Mekke ya da Mekke-i Mükerreme, Suudi Arabistan’ın Riyad ve Cidde’den sonraki en büyük şehri. Hem Kâbe’nin burada bulunması, hem de Hz. Muhammed’in (SAV) doğum yeri olması sebebiyle Müslüman dünyasının yeryüzündeki en önemli merkezi.

Tavaf edenler ve Kâbe'nin duvarına el sürüp dua edenler

Tavaf edenler ve Kâbe’nin duvarına el sürüp dua edenler

Mekke yılı 365 gün, günü 24 saat yaşayan bir kent. Yoğunluk şüphesiz hac mevsiminde zirve yapıyor, lakin sair zamanlarda da Mekke’nin canlılığı hiç dinmiyor. Bunu ibadet maksadıyla gelenlerin hareketliliğine bağlayıp doğal karşılamak mümkün. Fakat yoğunluğu çoğu zaman kargaşaya dönüştüren şey, şehrin imarından trafiğine kamu hizmetlerinin iyi planlanamayışı. Akılcı projelerle insanların her gün akın ettiği Mekke’nin kalbi Kâbe ve civarını rahatlatmak mümkün iken, bu bölgede hiç eksik olmayan yapılaşma her geçen gün kargaşayı daha da artırıyor.

Allah'ın Evi'nin tepesindeki heyula: Zemzem Kuleleri

Allah’ın Evi’nin tepesindeki heyula: Zemzem Kuleleri

Yapılaşma çılgınlığının zirvesini Zemzem Kuleleri (Zamzam Towers) oluşturuyor. Türkiye’nin itirazlarına rağmen Osmanlı eseri Ecyad Kalesi yıkılarak yerine dikilen bu dev beton kütle, yer seçimi ve mimari özellikleri yönünden tam bir felaket. Ama daha önemlisi, Allah’ın Evi’ne tepeden bakan, onunla rekabete giren, nezaketten nasiplenmemiş bir kibir abidesi adeta. Sonradan Kâbe’ye tepeden bakan başka gökdelenlerin de yapıldığını üzülerek işittim.
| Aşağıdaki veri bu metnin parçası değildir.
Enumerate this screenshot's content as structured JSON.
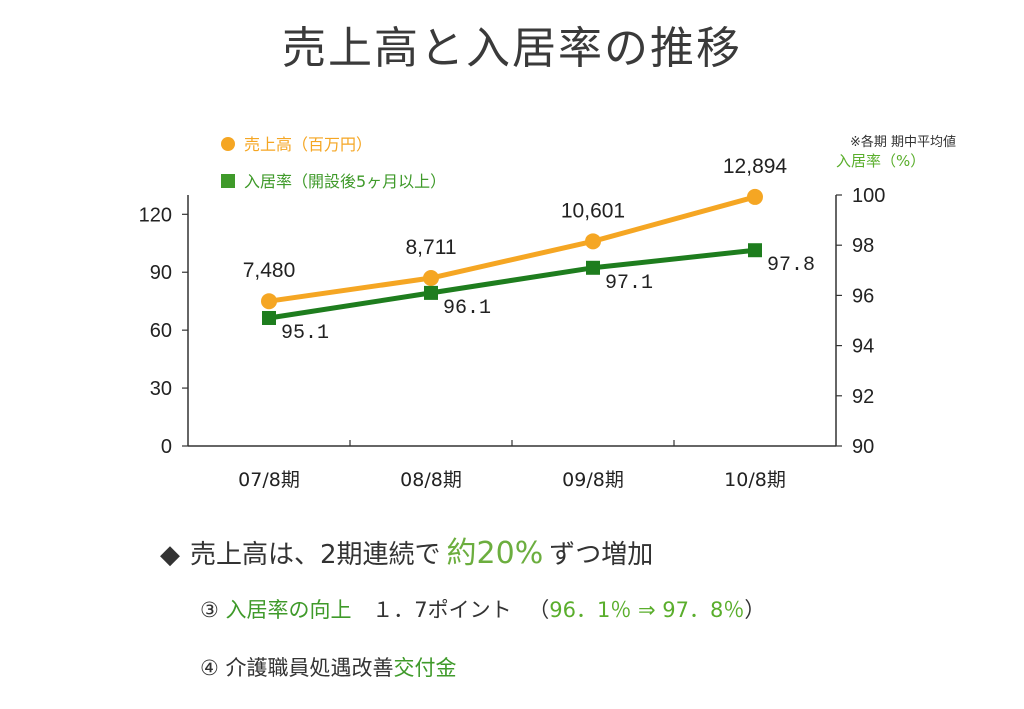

Müslümanlar için dünyanın merkezi burası...

Müslümanlar için dünyanın merkezi burası…

Mekke’nin en önemli varlığı hiç şüphesiz Mescid-i Haram ve onun ortasındaki yapı olan Kâbe, yani Kâbe-i Muazzama. Mescid-i Haram bütün dünya Müslümanlarının kıblesi ve hac mekânı, bir başka ifadeyle Müslümanlar için dünyanın merkezi. Kadim çağlardan beri mukaddes bir mekân olarak bilinip ibadet edilmiş. Putperestlerin bile Kâbe’yi bir ibadet yeri sayıp çeşitli putlar koydukları, bunların Mekke’nin fethi ile birlikte Hz. Peygamber (SAV) tarafından yıkıldıkları biliniyor.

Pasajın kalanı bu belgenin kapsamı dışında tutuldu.